GMATCa
Active Member
Those teams were also balanced teams, which the Suns weren't . Those teams always had some combination of Laimbeer, Rodman, John Salley, Rick Mohorn, Mark Aguirre and James Edwards. What bigs did the Suns have?
I get that Bledsoe is younger, but as you pointed out earlier, he was also injured and missed half of last season. If the Suns would rather keep Bledsoe because he's younger, then you trade Dragic earlier in the season (he probably would have been worth more) before he makes it clear that he wants out and you can get more for him. Like I said, Brandon Knight is a nice return and better than I thought they'd get, but they could have gotten more.
The thing for the Suns is, they didn't have to be 2-3 years away if they made the right deal. I agree that no one was picking them to win a title, but several Suns fans were on the main board talking about how well this was going to work and predicting playoffs for them.
In some ways, what the Suns had was a good problem to have. Bledsoe goes down, you have Dragic and Thomas. Dragic goes down, you have Bledsoe and Thomas. But like I pointed out earlier with the Dodgers. Having 4-5 starter to all-star caliber outfielders was a good problem to have until all of them were healthy and wanted to play "their position" every day.
... right, but I'm not suggesting that the Suns would have a championship (or two) like those Detroit teams, so the gauge is different. Alex Len and Markieff Morris, for instance, are not bad players, and if the West was not quite so deep, a squad with those two guys and the three guards could have reached the playoffs.
By the same token, at the start of this season, I did not think that Phoenix would make the playoffs, and once Dallas proved to have been better than some might have anticipated, I especially did not think that the Suns would make the playoffs. The only reason why Phoenix was hanging in there was Oklahoma City's injuries.
Given Dragic's looming free agency, I don't think that the Suns could have received something much better than Brandon Knight. Indeed, I wanted to emphasize that when I called guys like Faried and Hill "role players," I did not mean that they were "role players" in the mold of, say, A.C. Green with the Lakers and his first two seasons with the Suns, or Horace Grant with the Bulls and Magic, or Charles Oakley with the Knicks, or Otis Thorpe with the Rockets: really solid, tough, adept complementary players who started on championship clubs or contenders and reached the margins of All-Star play (each made one All-Star team apiece). Rather, Faried and Hill might not even be starting if they were playing for better teams. Thus an available big man likely would not have accelerated the Suns' timetable in the manner that you are suggesting, and in that case, Phoenix should have only traded Bledsoe (or Dragic) in a value-for-value deal rather than simply trying to fill a position. And Brandon Knight probably represented as much of a value-for-value deal as Phoenix could have found.

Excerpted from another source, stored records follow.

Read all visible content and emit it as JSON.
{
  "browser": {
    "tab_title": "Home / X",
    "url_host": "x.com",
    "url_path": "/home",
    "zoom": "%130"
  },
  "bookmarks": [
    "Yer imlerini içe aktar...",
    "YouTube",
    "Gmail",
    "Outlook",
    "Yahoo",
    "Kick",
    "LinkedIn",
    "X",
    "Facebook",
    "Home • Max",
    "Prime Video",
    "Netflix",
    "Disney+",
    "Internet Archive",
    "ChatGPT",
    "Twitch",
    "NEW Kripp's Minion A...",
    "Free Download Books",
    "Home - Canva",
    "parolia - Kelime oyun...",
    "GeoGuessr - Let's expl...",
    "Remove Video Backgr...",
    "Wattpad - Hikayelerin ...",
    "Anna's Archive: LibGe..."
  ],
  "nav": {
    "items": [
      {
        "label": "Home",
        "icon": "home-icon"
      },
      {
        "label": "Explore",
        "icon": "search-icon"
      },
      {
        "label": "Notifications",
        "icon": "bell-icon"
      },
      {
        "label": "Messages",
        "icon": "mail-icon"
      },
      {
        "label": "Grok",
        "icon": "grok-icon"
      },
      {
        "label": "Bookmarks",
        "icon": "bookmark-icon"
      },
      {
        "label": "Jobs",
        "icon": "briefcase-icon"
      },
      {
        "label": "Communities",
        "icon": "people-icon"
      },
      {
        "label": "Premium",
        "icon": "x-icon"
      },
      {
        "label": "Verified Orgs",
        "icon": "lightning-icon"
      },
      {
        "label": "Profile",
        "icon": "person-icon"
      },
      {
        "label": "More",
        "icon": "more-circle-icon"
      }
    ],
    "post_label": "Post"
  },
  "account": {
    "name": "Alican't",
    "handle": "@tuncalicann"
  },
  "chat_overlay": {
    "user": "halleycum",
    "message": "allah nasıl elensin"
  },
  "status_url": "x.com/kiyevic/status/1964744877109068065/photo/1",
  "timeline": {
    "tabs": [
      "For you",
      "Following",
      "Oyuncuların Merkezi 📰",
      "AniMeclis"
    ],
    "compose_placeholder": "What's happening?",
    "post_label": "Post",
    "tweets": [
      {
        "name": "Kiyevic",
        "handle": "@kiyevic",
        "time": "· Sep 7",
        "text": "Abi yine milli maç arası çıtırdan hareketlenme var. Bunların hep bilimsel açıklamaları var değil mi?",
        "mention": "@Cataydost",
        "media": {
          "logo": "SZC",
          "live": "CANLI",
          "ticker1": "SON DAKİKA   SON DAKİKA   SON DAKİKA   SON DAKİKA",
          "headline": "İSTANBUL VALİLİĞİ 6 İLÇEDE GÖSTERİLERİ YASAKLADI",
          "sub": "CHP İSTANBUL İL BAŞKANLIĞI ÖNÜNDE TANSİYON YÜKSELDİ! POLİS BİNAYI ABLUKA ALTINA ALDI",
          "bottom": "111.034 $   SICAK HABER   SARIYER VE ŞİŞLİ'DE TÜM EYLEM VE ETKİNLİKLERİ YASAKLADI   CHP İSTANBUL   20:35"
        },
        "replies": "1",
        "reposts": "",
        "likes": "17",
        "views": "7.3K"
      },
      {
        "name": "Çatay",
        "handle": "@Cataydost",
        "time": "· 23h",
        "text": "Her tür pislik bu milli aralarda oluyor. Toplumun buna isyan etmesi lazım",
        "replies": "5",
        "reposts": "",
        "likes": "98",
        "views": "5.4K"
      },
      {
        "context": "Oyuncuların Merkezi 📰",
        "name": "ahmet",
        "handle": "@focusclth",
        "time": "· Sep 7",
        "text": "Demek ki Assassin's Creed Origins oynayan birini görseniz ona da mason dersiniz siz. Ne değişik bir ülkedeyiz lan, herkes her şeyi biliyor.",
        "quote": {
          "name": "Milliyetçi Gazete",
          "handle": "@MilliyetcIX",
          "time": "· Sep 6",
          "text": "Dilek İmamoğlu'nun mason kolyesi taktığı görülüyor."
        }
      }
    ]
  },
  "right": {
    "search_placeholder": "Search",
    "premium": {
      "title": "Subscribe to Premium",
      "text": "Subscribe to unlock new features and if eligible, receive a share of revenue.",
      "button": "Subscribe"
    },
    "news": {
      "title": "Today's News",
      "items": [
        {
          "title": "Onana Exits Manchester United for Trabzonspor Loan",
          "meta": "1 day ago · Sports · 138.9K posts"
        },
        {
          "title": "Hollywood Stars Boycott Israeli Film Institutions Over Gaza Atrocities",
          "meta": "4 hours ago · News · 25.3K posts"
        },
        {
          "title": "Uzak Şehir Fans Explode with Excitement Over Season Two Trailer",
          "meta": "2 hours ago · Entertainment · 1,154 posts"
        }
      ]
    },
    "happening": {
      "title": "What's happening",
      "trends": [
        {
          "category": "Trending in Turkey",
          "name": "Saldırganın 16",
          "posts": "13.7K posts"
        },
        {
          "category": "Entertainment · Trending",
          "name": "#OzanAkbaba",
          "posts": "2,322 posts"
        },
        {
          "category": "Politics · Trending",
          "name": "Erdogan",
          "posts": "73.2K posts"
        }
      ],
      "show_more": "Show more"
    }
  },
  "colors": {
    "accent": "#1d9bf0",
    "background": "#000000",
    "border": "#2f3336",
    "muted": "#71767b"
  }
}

As for the Dodgers, for all the carping about their crowded outfield, they probably made the correct decision by keeping all those guys last year. Carl Crawford and Matt Kemp have developed perennial injury problems, and all that outfield depth helped Los Angeles survive and thrive over a 162-game schedule, winning another National League West crown. And let's face it: the Dodgers lost to the Cardinals in the NLDS not because of chemistry problems, but because St. Louis has had Clayton Kershaw's number (and maybe because manager Don Mattingly had too long of a leash for Kershaw in the seventh inning of those starts).
Consider the Phoenix Suns in 1994 for a case where the team traded from a surplus that might have come in handy given a subsequent injury. After free agent All-Star forward Danny Manning agreed to sign with the Suns in the summer of 1994, Phoenix looked to ship out small forward Cedric Ceballos, who had just averaged 19.1 points per game in only 30.1 minutes. Head coach Paul Westphal feared that Ceballos would not accept reduced playing time, so he pushed for a trade, which in September 1994 ended up sending Ceballos to the Lakers in exchange for Los Angeles' first-round draft pick in 1995. But when Manning tore his left ACL just before the All-Star break in February 1995 (after having torn his right ACL as a rookie in January 1989), the Suns could have used Ceballos, who had earned a selection to the Western Conference All-Star team. Phoenix later rebounded when it used the pick received from the Lakers to select Michael Finley in June 1995; Finley proved to be one of the best rookies in the league in '95-'96, and the Suns used him as an important chip in trading for Jason Kidd in late December 1996. Yet one might still wonder if Phoenix would have won the West in 1995 had Ceballos been available to step in once Manning went down.